Dès son entame, Benedetta prend bien soin d’annoncer : « Cette histoire est inspirée de faits réels ». Mais Verhoeven se plaît à brouiller les cartes, alternant les séquences réalistes et celles flottant dans une irréalité onirique jusqu’à ce qu’il devienne difficile de faire la part des choses. « Comment puis-je savoir ce qui est vrai et ce qui est faux ? » dira d’ailleurs Benedetta en se confessant. Car la nonne, portée par une foi religieuse intense depuis son plus jeune âge, voit des signes divins partout. Parfois, ce sont peut-être de simples coïncidences, comme cet oiseau qui surgit à point nommé pour déféquer sur un voleur au moment où elle invoque la Sainte Vierge, ou cette statue de Marie qui s’effondre alors qu’elle vient de s’adresser à elle. D’autres fois, ce sont des visions troublantes mettant en scène Jésus. Berger, il l’attire vers elle. Armé d’un glaive, il pourfend les trois serpents géants qui menaçaient de la tuer.

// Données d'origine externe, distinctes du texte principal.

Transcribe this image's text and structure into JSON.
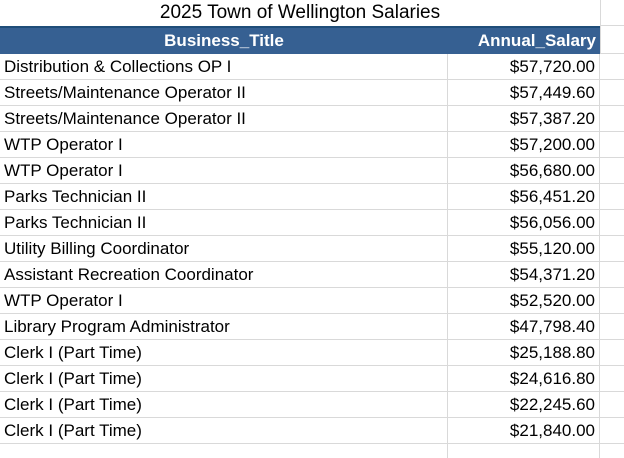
{
  "title": "2025 Town of Wellington Salaries",
  "columns": {
    "title": "Business_Title",
    "salary": "Annual_Salary"
  },
  "rows": [
    {
      "title": "Distribution & Collections OP I",
      "salary": "$57,720.00"
    },
    {
      "title": "Streets/Maintenance Operator II",
      "salary": "$57,449.60"
    },
    {
      "title": "Streets/Maintenance Operator II",
      "salary": "$57,387.20"
    },
    {
      "title": "WTP Operator I",
      "salary": "$57,200.00"
    },
    {
      "title": "WTP Operator I",
      "salary": "$56,680.00"
    },
    {
      "title": "Parks Technician II",
      "salary": "$56,451.20"
    },
    {
      "title": "Parks Technician II",
      "salary": "$56,056.00"
    },
    {
      "title": "Utility Billing Coordinator",
      "salary": "$55,120.00"
    },
    {
      "title": "Assistant Recreation Coordinator",
      "salary": "$54,371.20"
    },
    {
      "title": "WTP Operator I",
      "salary": "$52,520.00"
    },
    {
      "title": "Library Program Administrator",
      "salary": "$47,798.40"
    },
    {
      "title": "Clerk I (Part Time)",
      "salary": "$25,188.80"
    },
    {
      "title": "Clerk I (Part Time)",
      "salary": "$24,616.80"
    },
    {
      "title": "Clerk I (Part Time)",
      "salary": "$22,245.60"
    },
    {
      "title": "Clerk I (Part Time)",
      "salary": "$21,840.00"
    }
  ],
  "colors": {
    "header_bg": "#366092",
    "header_top_border": "#1F4E79",
    "header_text": "#FFFFFF",
    "gridline": "#D9D9D9",
    "text": "#000000",
    "background": "#FFFFFF"
  }
}
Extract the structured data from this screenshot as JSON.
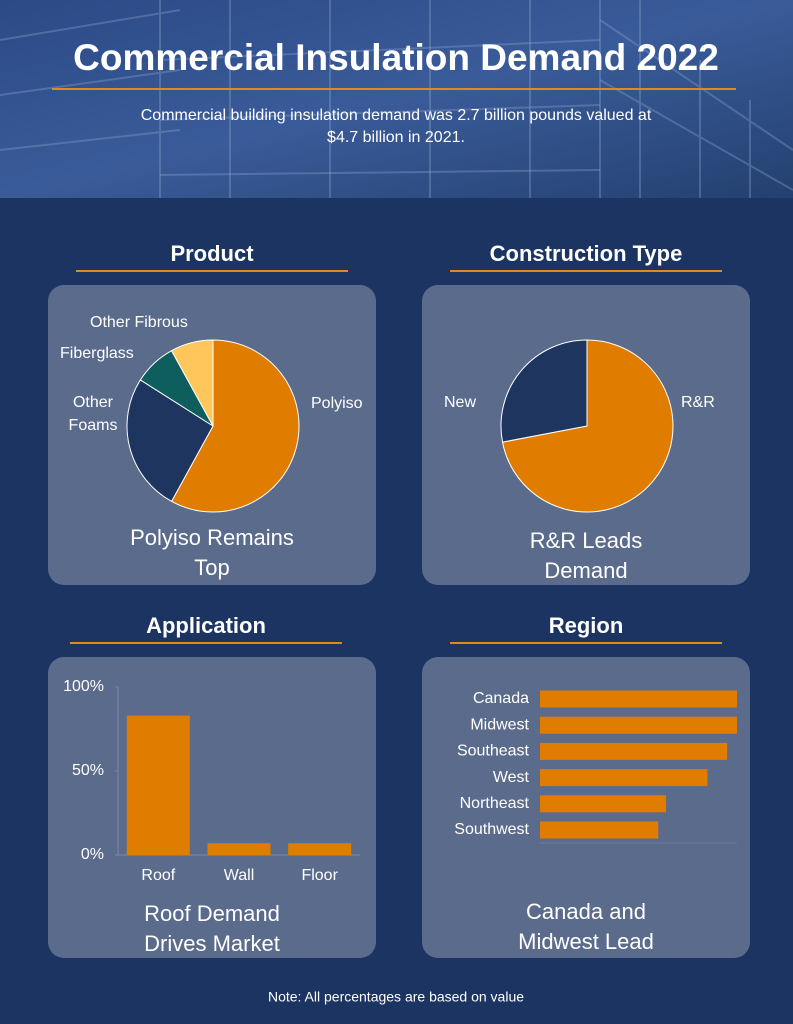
{
  "header": {
    "title": "Commercial Insulation Demand 2022",
    "subtitle": "Commercial building insulation demand was 2.7 billion pounds valued at $4.7 billion in 2021."
  },
  "chart_data": [
    {
      "type": "pie",
      "title": "Product",
      "caption": "Polyiso Remains Top",
      "categories": [
        "Polyiso",
        "Other Foams",
        "Fiberglass",
        "Other Fibrous"
      ],
      "values": [
        58,
        26,
        8,
        8
      ],
      "colors": [
        "#e07c00",
        "#1e3560",
        "#0f5e5e",
        "#ffc65c"
      ]
    },
    {
      "type": "pie",
      "title": "Construction Type",
      "caption": "R&R Leads Demand",
      "categories": [
        "R&R",
        "New"
      ],
      "values": [
        72,
        28
      ],
      "colors": [
        "#e07c00",
        "#1e3560"
      ]
    },
    {
      "type": "bar",
      "title": "Application",
      "caption": "Roof Demand Drives Market",
      "categories": [
        "Roof",
        "Wall",
        "Floor"
      ],
      "values": [
        83,
        7,
        7
      ],
      "color": "#e07c00",
      "ylim": [
        0,
        100
      ],
      "yticks": [
        {
          "value": 0,
          "label": "0%"
        },
        {
          "value": 50,
          "label": "50%"
        },
        {
          "value": 100,
          "label": "100%"
        }
      ]
    },
    {
      "type": "hbar",
      "title": "Region",
      "caption": "Canada and Midwest Lead",
      "categories": [
        "Canada",
        "Midwest",
        "Southeast",
        "West",
        "Northeast",
        "Southwest"
      ],
      "values": [
        100,
        100,
        95,
        85,
        64,
        60
      ],
      "color": "#e07c00",
      "xlim": [
        0,
        100
      ]
    }
  ],
  "note": "Note: All percentages are based on value"
}
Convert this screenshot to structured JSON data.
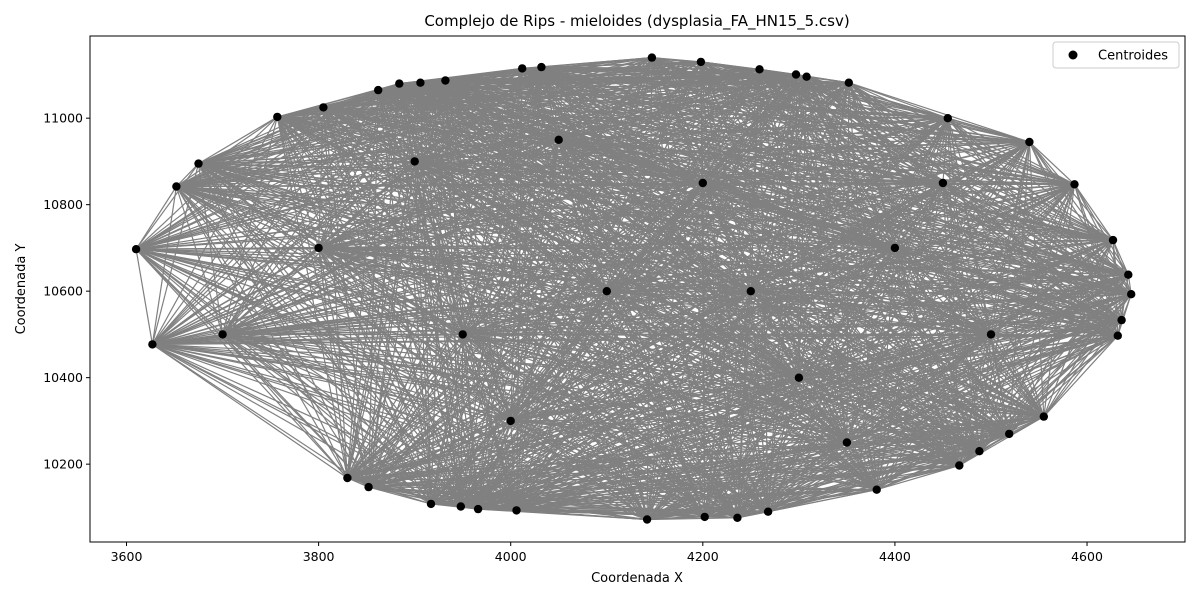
{
  "chart_data": {
    "type": "scatter",
    "title": "Complejo de Rips - mieloides (dysplasia_FA_HN15_5.csv)",
    "xlabel": "Coordenada X",
    "ylabel": "Coordenada Y",
    "xlim": [
      3562,
      4702
    ],
    "ylim": [
      10020,
      11190
    ],
    "x_ticks": [
      3600,
      3800,
      4000,
      4200,
      4400,
      4600
    ],
    "y_ticks": [
      10200,
      10400,
      10600,
      10800,
      11000
    ],
    "grid": false,
    "legend": {
      "placement": "top-right",
      "entries": [
        "Centroides"
      ]
    },
    "edge_color": "#808080",
    "point_color": "#000000",
    "series": [
      {
        "name": "Centroides",
        "points": [
          [
            3610,
            10697
          ],
          [
            3627,
            10477
          ],
          [
            3652,
            10842
          ],
          [
            3675,
            10895
          ],
          [
            3757,
            11003
          ],
          [
            3805,
            11025
          ],
          [
            3862,
            11065
          ],
          [
            3884,
            11080
          ],
          [
            3906,
            11082
          ],
          [
            3932,
            11087
          ],
          [
            4012,
            11115
          ],
          [
            4032,
            11118
          ],
          [
            4147,
            11140
          ],
          [
            4198,
            11130
          ],
          [
            4259,
            11113
          ],
          [
            4297,
            11101
          ],
          [
            4308,
            11096
          ],
          [
            4352,
            11082
          ],
          [
            4455,
            11000
          ],
          [
            4540,
            10945
          ],
          [
            4587,
            10847
          ],
          [
            4627,
            10718
          ],
          [
            4643,
            10638
          ],
          [
            4646,
            10593
          ],
          [
            4636,
            10533
          ],
          [
            4632,
            10497
          ],
          [
            4555,
            10310
          ],
          [
            4519,
            10270
          ],
          [
            4488,
            10230
          ],
          [
            4467,
            10197
          ],
          [
            4381,
            10141
          ],
          [
            4268,
            10090
          ],
          [
            4236,
            10076
          ],
          [
            4202,
            10078
          ],
          [
            4142,
            10072
          ],
          [
            4006,
            10093
          ],
          [
            3966,
            10096
          ],
          [
            3948,
            10102
          ],
          [
            3917,
            10108
          ],
          [
            3852,
            10147
          ],
          [
            3830,
            10168
          ],
          [
            3700,
            10500
          ],
          [
            3800,
            10700
          ],
          [
            3900,
            10900
          ],
          [
            4000,
            10300
          ],
          [
            4100,
            10600
          ],
          [
            4200,
            10850
          ],
          [
            4300,
            10400
          ],
          [
            4400,
            10700
          ],
          [
            4500,
            10500
          ],
          [
            4350,
            10250
          ],
          [
            4050,
            10950
          ],
          [
            3950,
            10500
          ],
          [
            4250,
            10600
          ],
          [
            4450,
            10850
          ]
        ]
      }
    ]
  }
}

Sur sa croix, il lui ordonne de se dévêtir pour s’accoupler à lui. Devenu un hideux barbare, il la sauve d’hommes qui voulaient abuser d’elle pour la violenter lui-même. Les choses prennent une tournure plus déstabilisante lorsque Benedetta affiche les stigmates du Christ – les mains et les pieds troués, le flanc et le front ensanglantés – puis se met à gronder avec une voix masculine de possédée. « J’ai été abusée par le diable », dit-elle à Batolomea.

L'horizon du possible

À plusieurs reprises, l’hypothèse que Benedetta soit une simulatrice est évoquée. Mais le doute subsiste en permanence. L’arrivée de cette comète embrasant les cieux qui précède un drame sanglant puis une épidémie de peste serait-elle aussi le fruit d’un étrange hasard ? Le fait que la ville de Pescia soit la seule de la région épargnée par le fléau n’est-il pas déconcertant ? De fait, même si les faits narrés sont réels, le prisme choisi par Verhoeven autorise sans cesse une lecture fantastique où les miracles pourraient s’inviter sans nécessiter de justification rationnelle. « Apparemment ce couvent n’a cessé d’élargir l’horizon du possible » déclare à ce titre Lambert Wilson, parfait dans le rôle d’un nonce cynique adepte de la torture. À ses côtés, Charlotte Rampling excelle en mère supérieure austère et sèche comme une trique. Tous deux représentent l’autorité religieuse dans ce qu’elle a de plus rigide, sans se départir au passage de petits arrangements très triviaux (les négociations financières lorsqu’une fille entre au couvent, les répercussions politiques de cette affaire). Bien des fois, Benedetta nous évoque Les Diables de Ken Russell qui, lui aussi, abordait sans concession les sujets de l’intolérance au nom de Dieu et des préjugés de l’Église vis-à-vis de la sexualité. La réponse qu’apporte Verhoeven en fin de métrage est finalement toute simple : deux corps dénudés, face à la caméra, qui s’exposent sans pudeur ni censure, offrant au spectateur la possibilité de lever le voile sur ses propres inhibitions pour accepter l’autre dans le plus simple appareil.